Last week, military commander Khalifa Haftar, affiliated with a government based in eastern Libya, launched a campaign to capture the capital Tripoli, where Libya's UN-backed Government of National Accord (GNA) is based.

Both sides have launched daily air raids and accuse each other of targeting civilians.

"The humanitarian community is concerned about rising numbers of civilian casualties, including medical personnel", OCHA Libya said.

That happened as the strongman met in Cairo with key backer Egyptian President Abdel Fatah al-Sisi, who pledged support for "efforts to fight terrorism and extremist militias to achieve security and stability. throughout the country", Sisi's office said. No details were release.

With more than 560 people wounded since the fighting started on April 4, World Health Organization said it was sending more medical supplies and staff to Tripoli.

In another, earlier tweet, it denounced "repeated attacks on health care workers, vehicles" during the fighting, which began on April 5.
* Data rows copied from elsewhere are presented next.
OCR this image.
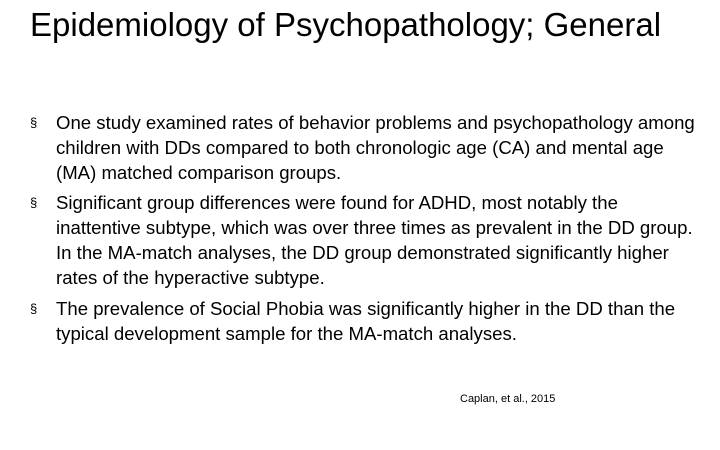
Epidemiology of Psychopathology; General
§ One study examined rates of behavior problems and psychopathology among children with DDs compared to both chronologic age (CA) and mental age (MA) matched comparison groups.
§ Significant group differences were found for ADHD, most notably the inattentive subtype, which was over three times as prevalent in the DD group. In the MA-match analyses, the DD group demonstrated significantly higher rates of the hyperactive subtype.
§ The prevalence of Social Phobia was significantly higher in the DD than the typical development sample for the MA-match analyses.
Caplan, et al., 2015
While some pro-Haftar media had predicted a quick victory, Tripoli government forces have halted him about 11km (7 miles) from the centre near an airport that was largely destroyed in a previous bout of fighting five years ago.

His Libyan National Army has pushed from his power base in the country's east towards the Libyan capital in the west, which is the seat of the unity government led by Fayez Al Sarraj.

Haftar's forces have been leading an offensive since 4 April in different southern Tripoli frontlines in an attempt to enter the capital, however they are being opposed by the Libyan Army forces which is under the command of the Presidential Council, the Libyan Observer reports.

Earlier this week, the United Nations said the fighting had displaced more than 8,000 people.

"UNSMIL warns that the bombing of schools, hospitals, ambulances and civilian areas is strictly prohibited by International Humanitarian Law", the Mission said in a statement.

On Saturday, the Tripoli-based Interior Minister of the Presidential Council's government Fathi Bashagha accused the United Arab Emirates (UAE) of reportedly sending Haftar military support in "clear violation of the worldwide law".